Akibat Brexit, Honda Hentikan Produksi di Inggris

Berita Otomotif – Honda merupakan salah satu manufaktur mobil terbesar dari Jepang dengan global presence yang masif. Maka, tidak mengejutkan kalau mereka memiliki banyak pabrik produksi tersebar diseluruh dunia. Namun, salah satu pabrik global Honda akan ditutup dikarenakan Brexit. Yap, mendengar kata tersebut kita sudah tahu bahwa pabrik Honda yang dimaksud terletak di Inggris, lebih spesifik lagi pabrik mereka di kota Swindon.

Mengapa pihak Honda menutup pabrik yang jadi rumah dari Honda Civic Type R tersebut?

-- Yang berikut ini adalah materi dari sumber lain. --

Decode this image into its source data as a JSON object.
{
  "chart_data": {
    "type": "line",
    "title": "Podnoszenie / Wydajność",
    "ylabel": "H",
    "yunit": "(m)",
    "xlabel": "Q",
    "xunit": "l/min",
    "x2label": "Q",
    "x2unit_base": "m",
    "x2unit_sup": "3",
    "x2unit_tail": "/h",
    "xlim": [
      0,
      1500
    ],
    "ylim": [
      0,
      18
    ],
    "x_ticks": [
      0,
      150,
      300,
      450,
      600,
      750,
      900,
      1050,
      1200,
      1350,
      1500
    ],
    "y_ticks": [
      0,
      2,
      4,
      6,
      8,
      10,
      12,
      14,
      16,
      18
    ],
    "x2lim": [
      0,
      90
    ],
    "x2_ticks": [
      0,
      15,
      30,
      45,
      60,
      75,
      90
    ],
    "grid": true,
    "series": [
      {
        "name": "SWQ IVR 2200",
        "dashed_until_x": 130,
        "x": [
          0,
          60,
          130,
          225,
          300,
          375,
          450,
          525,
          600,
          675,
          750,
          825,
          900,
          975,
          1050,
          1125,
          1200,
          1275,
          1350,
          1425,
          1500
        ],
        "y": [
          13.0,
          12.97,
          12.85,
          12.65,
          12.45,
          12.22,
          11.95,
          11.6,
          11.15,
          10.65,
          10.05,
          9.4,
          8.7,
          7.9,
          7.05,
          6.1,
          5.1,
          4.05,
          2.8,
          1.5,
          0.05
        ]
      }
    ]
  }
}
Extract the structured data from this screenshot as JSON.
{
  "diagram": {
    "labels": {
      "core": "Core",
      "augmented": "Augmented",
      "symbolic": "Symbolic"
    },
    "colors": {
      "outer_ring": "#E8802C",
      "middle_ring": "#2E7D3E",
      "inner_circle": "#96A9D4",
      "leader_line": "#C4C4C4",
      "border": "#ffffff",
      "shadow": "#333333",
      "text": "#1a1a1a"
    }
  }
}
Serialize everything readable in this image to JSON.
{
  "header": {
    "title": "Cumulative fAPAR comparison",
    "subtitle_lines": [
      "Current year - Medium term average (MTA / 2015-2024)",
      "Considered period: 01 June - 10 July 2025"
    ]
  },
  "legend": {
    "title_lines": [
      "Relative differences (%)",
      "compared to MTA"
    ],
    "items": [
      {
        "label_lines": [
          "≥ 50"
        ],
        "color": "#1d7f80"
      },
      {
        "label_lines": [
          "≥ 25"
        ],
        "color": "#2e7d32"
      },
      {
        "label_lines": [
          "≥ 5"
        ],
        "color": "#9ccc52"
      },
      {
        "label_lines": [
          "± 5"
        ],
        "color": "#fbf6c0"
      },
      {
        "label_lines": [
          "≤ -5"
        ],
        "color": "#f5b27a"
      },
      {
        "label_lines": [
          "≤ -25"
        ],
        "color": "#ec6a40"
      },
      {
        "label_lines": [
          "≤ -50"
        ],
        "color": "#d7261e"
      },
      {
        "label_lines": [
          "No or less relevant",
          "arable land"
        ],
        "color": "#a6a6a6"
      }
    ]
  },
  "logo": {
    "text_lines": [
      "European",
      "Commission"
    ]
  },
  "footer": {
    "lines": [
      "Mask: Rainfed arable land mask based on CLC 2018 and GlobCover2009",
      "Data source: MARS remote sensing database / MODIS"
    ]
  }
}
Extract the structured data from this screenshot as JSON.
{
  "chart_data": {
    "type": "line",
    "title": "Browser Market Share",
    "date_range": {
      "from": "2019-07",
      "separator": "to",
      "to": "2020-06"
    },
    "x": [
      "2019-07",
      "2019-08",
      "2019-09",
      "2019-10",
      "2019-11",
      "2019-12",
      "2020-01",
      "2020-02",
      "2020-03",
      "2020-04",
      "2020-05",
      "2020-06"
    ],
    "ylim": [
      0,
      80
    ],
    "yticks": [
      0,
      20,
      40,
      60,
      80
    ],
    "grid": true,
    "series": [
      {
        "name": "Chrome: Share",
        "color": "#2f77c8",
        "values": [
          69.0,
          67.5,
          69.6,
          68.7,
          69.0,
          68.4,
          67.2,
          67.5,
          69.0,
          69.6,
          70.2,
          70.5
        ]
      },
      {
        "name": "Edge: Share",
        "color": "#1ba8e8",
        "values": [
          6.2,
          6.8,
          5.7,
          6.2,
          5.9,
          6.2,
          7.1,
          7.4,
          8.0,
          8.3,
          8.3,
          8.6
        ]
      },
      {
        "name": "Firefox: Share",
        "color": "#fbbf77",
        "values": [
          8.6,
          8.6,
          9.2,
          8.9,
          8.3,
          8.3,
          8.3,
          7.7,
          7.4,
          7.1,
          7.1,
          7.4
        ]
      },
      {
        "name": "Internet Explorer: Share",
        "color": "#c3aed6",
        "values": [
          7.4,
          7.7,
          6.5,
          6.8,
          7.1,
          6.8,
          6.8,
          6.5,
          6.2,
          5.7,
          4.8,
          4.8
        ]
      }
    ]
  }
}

Jawabannya memiliki koneksi dengan fenomena Brexit, dimana pemerintah Inggris berpisah dengan organisasi Uni Eropa, alias persatuan negara-negara Eropa. Otomatis dengan mengeluarkan diri dari Eropa, tarif dan bea pajak barang yang keluar – masuk ke Inggris akan meningkat. Saat ini tarif mobil impor dari Jepang berada di angka 7,5%, namun saat Inggris sudah keluar dari Eropa, maka tarif tersebut bakal naik hingga 10% bahkan lebih.

Naiknya tarif tersebut merupakan salah satu alasan utama Honda untuk memberhentikan beberapa operasi dari pabrik mereka di Swindon sebelum ditutup total. Sebuah laporan dari Nikkei menjelaskan bahwa Honda bakal melanjutkan produksi Honda Civic di Yorii, Jepang mulai tahun depan. Mereka menambahkan kalau Jepang berencana untuk mengurangi tarif mobil hingga nol pada tahun 2026. Honda memilih untuk melanjutkan operasi di Jepang disebabkan oleh kebijakan pemerintah Jepang dalam mengeliminasi tarif mobil. Faktor lain yang mendorong Honda melakukan hal ini berhubungan dengan mereka memiliki target untuk meningkatkan kecepatan produksi pabrik di Jepang.

Dengan Honda perlahan-lahan berhenti memproduksi mobil di Inggris, hal ini bakal memiliki dampak cukup signifikan pada pasar otomotif Eropa & Amerika. Tahun lalu, 11% dari total produksi mobil Honda di Swindon dijual di Inggris, enam persen mencapai Jepang dan hampir 70% tertuju ke Amerika Serikat. Perlu diketahui juga kalau Inggris merupakan pasar otomotif kedua terbesar di Eropa, hanya kalah dari Jerman. Ditambah dengan fakta bahwa manufaktur Jepang mengakumulasi 20% dari seluruh penjualan mobil di Inggris. Honda sendiri berhasil menjual 40.000 unit yakni 1/3 dari total penjualan di Eropa.

Lantas, pasar otomotif Eropa dan Inggris akan terlihat berbeda tanpa adanya Honda, namun dengan situasi ekonomi yang kurang baik juga, keputusan Honda memiliki bobot kuat.